🤖 AI Summary
To address the challenge of balancing reliability and performance in state-machine replication under partial component failures, this paper proposes NxBFT: a leaderless asynchronous consensus protocol designed for a “partially Byzantine” fault model and built upon trusted execution environments (TEEs). Methodologically, NxBFT introduces a TEE-Rider architecture to achieve inherent load balancing and leverages TEE-embedded hardware randomness to realize an asynchronous common coin—ensuring liveness under low-load conditions. It further integrates crash-recovery support and request fingerprint-based deduplication. Experimental evaluation on a 40-node deployment demonstrates a throughput of 400 Kops/sec and end-to-end latency of approximately 1 second. Under failure scenarios, NxBFT significantly outperforms MinBFT and Damysus, validating the holistic advantages of its asynchronous TEE-coordinated design in terms of fault tolerance, efficiency, and robustness.
📝 Abstract
We propose, implement, and evaluate NxBFT, a practical State Machine Replication protocol that tolerates minority corruptions by using Trusted Execution Environments (TEEs). NxBFT focuses on a ``Not eXactly Byzantine'' operating model as a middle ground between crash and Byzantine fault tolerance. NxBFT is designed as an asynchronous protocol except for liveness of setup and recovery.
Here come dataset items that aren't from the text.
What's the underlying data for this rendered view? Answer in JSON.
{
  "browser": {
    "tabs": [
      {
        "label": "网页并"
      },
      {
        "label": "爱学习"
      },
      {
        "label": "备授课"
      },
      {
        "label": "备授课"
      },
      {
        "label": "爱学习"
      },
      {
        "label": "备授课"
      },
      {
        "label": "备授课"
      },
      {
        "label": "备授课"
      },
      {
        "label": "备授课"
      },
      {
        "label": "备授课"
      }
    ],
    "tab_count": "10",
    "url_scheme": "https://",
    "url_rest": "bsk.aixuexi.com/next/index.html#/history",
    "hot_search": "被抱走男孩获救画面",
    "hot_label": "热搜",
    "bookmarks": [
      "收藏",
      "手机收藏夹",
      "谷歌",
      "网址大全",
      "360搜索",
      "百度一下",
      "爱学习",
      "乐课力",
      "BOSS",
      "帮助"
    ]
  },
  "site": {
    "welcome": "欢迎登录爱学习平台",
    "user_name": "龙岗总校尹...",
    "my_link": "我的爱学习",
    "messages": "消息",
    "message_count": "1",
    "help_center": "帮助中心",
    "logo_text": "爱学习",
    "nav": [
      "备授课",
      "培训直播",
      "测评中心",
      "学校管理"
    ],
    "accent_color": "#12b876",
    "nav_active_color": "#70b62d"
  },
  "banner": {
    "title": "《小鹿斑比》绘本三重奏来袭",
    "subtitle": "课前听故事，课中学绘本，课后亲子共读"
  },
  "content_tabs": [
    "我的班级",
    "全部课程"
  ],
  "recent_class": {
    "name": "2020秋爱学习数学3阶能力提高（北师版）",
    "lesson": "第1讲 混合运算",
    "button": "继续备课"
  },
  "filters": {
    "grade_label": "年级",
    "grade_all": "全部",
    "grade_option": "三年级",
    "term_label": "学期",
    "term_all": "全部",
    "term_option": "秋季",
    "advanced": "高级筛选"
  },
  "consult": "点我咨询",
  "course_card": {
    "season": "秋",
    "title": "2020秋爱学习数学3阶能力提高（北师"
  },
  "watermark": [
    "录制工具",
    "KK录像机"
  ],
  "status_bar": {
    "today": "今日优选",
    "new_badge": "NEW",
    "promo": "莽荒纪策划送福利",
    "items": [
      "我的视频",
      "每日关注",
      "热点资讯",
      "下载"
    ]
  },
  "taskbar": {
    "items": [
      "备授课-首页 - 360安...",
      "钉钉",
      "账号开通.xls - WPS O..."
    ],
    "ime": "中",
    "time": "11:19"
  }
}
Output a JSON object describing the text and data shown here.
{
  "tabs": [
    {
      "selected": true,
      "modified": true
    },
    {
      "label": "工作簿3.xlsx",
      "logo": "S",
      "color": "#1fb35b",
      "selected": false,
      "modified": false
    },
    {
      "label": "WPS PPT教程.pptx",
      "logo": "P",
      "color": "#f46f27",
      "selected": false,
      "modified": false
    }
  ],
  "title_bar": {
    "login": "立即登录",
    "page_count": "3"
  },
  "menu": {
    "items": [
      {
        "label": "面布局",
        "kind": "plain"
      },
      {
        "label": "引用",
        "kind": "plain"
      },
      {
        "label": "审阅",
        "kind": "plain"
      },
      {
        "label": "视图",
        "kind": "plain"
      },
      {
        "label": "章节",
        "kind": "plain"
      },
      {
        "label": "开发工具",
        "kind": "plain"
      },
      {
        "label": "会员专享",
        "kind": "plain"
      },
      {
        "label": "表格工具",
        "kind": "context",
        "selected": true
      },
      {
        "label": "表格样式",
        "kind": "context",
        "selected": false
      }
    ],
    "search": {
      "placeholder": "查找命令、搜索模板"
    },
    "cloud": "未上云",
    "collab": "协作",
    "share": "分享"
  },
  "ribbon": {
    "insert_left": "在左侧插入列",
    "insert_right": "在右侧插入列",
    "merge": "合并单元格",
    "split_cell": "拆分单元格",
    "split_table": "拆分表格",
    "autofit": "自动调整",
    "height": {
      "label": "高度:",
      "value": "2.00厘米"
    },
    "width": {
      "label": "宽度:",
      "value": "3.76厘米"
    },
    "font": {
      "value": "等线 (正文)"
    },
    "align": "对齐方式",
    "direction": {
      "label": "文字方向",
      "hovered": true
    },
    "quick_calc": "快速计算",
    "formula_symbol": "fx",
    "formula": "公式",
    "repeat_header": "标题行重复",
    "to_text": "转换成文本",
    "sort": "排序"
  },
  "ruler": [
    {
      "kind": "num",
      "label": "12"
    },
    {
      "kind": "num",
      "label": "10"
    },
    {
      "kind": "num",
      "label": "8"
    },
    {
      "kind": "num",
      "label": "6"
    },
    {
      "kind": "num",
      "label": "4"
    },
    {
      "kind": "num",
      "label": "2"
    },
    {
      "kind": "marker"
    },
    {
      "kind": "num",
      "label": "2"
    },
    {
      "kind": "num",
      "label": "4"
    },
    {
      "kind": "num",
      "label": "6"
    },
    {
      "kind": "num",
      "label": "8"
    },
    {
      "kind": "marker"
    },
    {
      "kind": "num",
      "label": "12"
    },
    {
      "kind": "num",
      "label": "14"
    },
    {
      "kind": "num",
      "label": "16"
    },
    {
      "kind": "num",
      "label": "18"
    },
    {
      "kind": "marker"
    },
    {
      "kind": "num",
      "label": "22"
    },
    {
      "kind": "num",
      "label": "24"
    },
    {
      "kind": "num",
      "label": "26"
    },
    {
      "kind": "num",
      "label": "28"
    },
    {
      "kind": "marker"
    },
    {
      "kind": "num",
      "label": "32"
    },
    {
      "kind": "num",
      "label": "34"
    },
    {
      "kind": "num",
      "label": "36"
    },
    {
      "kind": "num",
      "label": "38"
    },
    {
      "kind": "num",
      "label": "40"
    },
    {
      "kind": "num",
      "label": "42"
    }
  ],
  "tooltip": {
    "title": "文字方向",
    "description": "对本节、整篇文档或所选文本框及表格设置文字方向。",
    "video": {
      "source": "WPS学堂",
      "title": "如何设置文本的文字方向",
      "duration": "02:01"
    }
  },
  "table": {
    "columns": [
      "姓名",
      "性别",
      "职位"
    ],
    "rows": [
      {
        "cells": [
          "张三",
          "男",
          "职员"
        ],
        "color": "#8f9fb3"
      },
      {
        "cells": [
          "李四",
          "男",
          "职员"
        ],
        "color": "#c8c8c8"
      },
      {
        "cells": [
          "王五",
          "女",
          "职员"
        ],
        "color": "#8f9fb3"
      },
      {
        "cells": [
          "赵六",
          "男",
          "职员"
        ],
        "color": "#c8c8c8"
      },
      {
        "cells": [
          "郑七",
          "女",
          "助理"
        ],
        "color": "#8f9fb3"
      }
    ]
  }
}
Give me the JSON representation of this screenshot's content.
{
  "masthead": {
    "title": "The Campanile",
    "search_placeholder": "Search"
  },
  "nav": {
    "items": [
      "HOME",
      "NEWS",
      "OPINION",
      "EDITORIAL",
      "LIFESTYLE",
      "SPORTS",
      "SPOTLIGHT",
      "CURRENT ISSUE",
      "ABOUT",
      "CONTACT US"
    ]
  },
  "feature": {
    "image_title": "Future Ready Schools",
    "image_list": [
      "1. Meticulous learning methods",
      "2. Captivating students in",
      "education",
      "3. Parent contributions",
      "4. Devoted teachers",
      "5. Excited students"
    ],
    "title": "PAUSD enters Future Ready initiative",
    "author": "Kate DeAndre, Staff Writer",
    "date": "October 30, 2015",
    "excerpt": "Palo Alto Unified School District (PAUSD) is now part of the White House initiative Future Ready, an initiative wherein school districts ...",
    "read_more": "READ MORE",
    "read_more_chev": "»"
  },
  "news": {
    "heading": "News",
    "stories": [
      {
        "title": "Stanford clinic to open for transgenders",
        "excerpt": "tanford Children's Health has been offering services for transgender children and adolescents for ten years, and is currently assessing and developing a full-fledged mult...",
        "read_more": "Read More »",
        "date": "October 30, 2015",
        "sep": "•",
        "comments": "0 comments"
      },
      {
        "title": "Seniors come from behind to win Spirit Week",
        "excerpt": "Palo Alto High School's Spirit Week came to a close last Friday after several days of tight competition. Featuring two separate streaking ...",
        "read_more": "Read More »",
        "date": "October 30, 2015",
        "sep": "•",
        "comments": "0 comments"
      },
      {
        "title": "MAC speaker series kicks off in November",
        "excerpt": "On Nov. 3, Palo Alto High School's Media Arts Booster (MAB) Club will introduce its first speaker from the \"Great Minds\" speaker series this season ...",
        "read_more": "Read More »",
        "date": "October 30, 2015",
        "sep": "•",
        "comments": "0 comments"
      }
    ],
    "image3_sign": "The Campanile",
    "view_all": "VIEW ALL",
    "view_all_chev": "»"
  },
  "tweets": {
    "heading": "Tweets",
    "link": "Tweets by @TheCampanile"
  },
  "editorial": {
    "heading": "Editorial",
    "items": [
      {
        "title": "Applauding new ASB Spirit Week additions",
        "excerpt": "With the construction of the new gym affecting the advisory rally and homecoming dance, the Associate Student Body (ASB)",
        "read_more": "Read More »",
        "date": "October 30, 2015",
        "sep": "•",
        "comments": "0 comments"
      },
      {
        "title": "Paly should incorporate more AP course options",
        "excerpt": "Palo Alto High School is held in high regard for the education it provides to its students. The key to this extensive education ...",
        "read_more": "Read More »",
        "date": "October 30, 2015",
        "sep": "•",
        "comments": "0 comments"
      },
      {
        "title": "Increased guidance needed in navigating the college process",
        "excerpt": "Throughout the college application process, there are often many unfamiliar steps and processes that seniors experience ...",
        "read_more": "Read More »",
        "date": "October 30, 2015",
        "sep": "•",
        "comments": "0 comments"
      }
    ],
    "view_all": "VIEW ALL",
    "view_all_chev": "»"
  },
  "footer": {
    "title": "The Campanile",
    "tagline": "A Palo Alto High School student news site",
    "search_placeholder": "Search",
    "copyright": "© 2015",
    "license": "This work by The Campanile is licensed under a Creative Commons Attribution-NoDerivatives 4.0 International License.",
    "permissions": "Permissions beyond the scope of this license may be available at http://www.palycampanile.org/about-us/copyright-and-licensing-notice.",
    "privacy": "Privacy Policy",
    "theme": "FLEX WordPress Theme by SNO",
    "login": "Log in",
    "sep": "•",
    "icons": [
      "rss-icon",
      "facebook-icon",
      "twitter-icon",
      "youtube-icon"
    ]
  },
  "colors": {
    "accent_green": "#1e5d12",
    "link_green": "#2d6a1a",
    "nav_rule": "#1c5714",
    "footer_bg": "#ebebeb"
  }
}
As a leaderless protocol based on TEE-Rider, it provides build-in load balancing in the number of replicas, which is in contrast to leader-based and leader-rotating approaches. With quadratic communication complexity, a TEE-based common coin as source of randomness, a crash recovery procedure, solutions for request deduplication, and progress in low-load scenarios, NxBFT achieves a throughput of 400 kOp/s at an average end-to-end-latency of 1 s for 40 replicas and shows competitive performance under faults. We provide a comparison with a leader-based (MinBFT) and a leader-rotating protocol (Damysus) and analyze benefits and challenges that result from the combination of asynchrony and TEEs.